In 2015, Roth again led a German parliamentary delegation for a five-day visit to Tehran, including meetings with Iranian Parliament Speaker Ali Larijani, Deputy Speaker Mohammad-Hassan Aboutorabi Fard, Deputy Foreign Minister Majid Takht-Ravanchi, presidential candidate Mohammad Reza Aref as well as two of President Hassan Rouhani's deputies namely Shahindokht Molaverdi, the vice president for women's affairs, and Masoumeh Ebtekar, the vice president and chairwoman of the Department of Environment; she was, however, denied a meeting with human-rights activist Narges Mohammadi.

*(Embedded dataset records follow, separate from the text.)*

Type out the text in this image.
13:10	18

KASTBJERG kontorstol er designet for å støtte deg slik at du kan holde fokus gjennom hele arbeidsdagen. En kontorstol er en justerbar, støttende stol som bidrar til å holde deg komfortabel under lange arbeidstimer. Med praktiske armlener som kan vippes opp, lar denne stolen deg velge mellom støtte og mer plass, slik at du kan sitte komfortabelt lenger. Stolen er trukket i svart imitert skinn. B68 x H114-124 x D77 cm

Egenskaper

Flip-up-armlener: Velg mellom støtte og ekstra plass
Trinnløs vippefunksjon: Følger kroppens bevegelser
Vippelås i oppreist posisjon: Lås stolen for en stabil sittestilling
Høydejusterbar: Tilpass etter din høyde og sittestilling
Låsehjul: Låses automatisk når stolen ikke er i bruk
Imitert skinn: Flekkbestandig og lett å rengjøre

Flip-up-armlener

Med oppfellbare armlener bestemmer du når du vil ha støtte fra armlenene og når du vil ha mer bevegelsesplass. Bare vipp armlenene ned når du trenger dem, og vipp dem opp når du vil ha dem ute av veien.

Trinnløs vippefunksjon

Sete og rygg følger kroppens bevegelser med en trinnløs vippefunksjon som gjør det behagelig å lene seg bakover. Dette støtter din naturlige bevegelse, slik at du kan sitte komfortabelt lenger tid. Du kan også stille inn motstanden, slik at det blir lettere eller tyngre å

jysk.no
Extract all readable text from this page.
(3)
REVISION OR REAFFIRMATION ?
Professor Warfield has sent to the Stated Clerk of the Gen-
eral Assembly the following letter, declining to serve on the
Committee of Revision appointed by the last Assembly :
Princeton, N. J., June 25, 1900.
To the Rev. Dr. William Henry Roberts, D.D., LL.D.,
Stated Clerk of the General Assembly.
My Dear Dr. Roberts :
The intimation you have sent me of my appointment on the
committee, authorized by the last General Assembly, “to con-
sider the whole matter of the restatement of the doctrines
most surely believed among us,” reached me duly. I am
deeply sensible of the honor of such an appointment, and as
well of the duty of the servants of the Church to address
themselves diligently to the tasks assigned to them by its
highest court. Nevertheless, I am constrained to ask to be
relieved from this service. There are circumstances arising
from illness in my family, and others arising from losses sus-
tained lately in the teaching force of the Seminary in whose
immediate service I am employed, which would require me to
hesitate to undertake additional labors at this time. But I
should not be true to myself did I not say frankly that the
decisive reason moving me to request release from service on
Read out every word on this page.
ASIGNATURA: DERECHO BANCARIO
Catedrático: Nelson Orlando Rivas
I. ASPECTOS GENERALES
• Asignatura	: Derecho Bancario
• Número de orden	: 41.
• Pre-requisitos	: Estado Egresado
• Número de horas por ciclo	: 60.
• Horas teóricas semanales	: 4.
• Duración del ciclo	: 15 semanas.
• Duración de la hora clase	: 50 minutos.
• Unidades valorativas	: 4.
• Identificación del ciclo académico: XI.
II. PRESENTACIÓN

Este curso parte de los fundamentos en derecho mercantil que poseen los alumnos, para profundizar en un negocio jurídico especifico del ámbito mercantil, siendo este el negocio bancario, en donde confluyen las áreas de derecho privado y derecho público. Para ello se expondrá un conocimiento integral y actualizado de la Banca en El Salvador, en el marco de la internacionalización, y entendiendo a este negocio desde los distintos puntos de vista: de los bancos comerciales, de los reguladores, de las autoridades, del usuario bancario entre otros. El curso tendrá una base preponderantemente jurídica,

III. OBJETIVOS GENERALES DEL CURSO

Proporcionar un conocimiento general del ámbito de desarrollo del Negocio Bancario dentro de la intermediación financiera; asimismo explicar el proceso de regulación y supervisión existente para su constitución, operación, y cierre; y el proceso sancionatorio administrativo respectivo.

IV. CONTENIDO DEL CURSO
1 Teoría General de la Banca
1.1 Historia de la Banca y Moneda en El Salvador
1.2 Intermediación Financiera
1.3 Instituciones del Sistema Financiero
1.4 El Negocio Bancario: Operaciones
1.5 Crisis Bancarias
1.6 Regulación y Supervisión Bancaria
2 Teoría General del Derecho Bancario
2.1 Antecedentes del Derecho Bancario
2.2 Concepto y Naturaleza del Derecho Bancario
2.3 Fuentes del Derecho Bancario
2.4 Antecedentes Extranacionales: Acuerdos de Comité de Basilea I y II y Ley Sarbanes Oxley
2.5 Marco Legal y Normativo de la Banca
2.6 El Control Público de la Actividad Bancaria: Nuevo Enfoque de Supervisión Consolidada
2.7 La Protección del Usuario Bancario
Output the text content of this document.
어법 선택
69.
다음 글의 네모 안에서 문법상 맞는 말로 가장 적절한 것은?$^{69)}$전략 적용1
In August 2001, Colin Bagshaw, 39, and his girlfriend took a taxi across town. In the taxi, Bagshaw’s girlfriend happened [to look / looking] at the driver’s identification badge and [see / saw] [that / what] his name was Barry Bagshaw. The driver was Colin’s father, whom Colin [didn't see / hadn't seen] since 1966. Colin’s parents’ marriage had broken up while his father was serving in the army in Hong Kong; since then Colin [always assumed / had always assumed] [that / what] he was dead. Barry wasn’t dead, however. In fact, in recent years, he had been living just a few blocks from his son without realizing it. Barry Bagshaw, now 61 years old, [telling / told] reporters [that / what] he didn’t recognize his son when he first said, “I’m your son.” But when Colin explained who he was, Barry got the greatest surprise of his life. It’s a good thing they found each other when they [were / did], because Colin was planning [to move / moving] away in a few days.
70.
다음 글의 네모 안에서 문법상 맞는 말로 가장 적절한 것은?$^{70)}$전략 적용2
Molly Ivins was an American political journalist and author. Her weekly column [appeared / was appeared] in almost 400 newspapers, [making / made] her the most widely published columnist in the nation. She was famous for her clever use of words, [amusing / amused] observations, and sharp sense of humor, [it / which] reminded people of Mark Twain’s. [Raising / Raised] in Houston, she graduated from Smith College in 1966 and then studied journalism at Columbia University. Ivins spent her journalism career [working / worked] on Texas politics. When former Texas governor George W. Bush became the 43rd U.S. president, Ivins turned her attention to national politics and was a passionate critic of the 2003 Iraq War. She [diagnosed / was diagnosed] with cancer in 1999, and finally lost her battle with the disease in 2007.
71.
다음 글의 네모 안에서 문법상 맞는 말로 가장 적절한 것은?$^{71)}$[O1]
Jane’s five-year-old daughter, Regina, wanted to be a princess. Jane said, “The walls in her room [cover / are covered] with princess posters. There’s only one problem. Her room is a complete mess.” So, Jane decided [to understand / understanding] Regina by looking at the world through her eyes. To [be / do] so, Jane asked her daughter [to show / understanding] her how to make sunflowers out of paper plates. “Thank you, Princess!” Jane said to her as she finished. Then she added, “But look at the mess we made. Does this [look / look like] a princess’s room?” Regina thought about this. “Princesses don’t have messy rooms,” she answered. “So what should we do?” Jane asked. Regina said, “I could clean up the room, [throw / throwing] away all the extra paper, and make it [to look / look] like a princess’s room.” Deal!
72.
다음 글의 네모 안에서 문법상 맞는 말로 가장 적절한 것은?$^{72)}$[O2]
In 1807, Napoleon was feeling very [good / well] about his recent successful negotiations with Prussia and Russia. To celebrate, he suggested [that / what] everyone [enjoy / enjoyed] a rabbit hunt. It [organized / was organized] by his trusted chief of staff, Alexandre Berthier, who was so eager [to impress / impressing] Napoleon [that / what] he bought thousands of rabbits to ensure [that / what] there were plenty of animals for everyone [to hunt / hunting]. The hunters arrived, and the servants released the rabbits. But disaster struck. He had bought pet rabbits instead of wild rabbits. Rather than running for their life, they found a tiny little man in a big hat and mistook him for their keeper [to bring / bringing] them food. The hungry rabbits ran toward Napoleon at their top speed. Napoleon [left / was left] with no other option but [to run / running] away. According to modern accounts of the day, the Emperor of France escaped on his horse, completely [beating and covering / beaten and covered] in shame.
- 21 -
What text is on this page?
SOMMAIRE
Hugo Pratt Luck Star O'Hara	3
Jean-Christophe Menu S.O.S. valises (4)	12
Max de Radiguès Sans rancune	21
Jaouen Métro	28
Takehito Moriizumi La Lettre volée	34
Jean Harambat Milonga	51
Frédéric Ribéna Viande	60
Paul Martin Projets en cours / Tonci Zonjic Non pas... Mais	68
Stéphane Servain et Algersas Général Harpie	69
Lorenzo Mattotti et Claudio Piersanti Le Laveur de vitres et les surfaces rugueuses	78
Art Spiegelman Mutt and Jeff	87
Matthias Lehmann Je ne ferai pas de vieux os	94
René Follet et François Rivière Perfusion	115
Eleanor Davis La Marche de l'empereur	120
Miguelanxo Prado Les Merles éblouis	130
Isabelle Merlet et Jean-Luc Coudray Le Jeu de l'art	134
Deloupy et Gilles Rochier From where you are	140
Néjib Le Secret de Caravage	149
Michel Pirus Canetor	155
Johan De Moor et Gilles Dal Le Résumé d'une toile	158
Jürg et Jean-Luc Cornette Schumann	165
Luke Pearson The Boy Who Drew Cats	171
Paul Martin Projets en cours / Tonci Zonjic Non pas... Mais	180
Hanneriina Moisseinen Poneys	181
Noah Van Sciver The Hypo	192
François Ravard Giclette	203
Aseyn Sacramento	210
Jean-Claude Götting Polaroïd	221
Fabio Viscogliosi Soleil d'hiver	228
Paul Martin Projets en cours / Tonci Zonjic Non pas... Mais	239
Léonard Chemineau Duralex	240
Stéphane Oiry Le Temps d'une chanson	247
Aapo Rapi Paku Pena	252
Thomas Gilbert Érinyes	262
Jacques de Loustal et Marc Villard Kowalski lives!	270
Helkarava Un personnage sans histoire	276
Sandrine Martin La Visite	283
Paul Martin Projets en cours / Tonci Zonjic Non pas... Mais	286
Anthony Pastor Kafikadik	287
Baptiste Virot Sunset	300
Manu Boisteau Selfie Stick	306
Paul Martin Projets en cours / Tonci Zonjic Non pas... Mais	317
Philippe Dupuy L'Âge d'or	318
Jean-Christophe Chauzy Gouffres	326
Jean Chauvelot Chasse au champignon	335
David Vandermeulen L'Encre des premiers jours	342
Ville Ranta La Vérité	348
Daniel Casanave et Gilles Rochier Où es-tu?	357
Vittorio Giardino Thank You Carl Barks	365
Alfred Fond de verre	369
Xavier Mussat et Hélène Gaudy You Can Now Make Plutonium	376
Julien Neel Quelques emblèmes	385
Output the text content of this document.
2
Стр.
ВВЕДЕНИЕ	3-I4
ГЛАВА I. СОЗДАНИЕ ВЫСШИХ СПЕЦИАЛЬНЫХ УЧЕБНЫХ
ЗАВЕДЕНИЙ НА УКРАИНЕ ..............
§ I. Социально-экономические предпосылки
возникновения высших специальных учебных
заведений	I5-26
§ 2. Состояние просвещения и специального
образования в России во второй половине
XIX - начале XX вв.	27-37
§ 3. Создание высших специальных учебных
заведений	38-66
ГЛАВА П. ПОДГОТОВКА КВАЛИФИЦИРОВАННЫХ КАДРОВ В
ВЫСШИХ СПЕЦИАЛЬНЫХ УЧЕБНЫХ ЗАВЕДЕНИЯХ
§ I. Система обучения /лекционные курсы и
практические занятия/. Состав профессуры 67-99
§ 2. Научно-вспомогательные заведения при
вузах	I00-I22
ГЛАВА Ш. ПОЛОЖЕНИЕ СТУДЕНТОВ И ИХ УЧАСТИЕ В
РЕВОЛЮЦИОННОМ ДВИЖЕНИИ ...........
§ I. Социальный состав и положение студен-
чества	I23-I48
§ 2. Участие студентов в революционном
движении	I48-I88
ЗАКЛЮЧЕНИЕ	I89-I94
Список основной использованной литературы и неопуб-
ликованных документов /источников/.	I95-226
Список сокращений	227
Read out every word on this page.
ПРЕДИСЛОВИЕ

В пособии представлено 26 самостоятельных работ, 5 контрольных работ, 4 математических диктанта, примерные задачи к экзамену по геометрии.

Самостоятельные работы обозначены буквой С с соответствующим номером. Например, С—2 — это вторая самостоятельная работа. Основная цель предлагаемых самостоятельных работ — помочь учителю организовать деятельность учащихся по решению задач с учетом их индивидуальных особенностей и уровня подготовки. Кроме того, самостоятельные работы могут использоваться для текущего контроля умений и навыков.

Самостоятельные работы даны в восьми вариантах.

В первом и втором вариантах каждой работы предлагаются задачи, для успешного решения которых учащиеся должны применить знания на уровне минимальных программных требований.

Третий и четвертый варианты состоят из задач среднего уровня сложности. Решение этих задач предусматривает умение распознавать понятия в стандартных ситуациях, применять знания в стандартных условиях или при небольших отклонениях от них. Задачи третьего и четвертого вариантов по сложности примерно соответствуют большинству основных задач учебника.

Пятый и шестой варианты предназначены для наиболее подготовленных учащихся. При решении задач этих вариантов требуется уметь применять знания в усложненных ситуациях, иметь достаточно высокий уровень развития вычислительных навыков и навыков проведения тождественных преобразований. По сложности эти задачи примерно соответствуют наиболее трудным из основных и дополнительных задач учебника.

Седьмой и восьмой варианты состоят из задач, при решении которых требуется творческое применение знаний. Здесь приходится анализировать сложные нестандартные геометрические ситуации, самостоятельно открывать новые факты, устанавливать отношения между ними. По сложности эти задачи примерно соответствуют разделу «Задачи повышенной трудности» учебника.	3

In late February 2024, as the German Minister of Culture, Roth faced criticism from German politicians for permitting what were perceived as "anti-Semitic" remarks by two filmmakers— one of Jewish-Israeli and the other of Muslim Palestinian heritage— during the Berlinale film festival. The filmmakers criticized Israel's actions against the Palestinian populations of Gaza and the West Bank, in their various forms, prominently on the festival stage. After widespread criticism, Roth's ministry released a press statement claiming that she had only applauded for the Israeli filmmaker and not for the Palestinian one.

==Personal life==
Roth lives in Berlin's Charlottenburg district.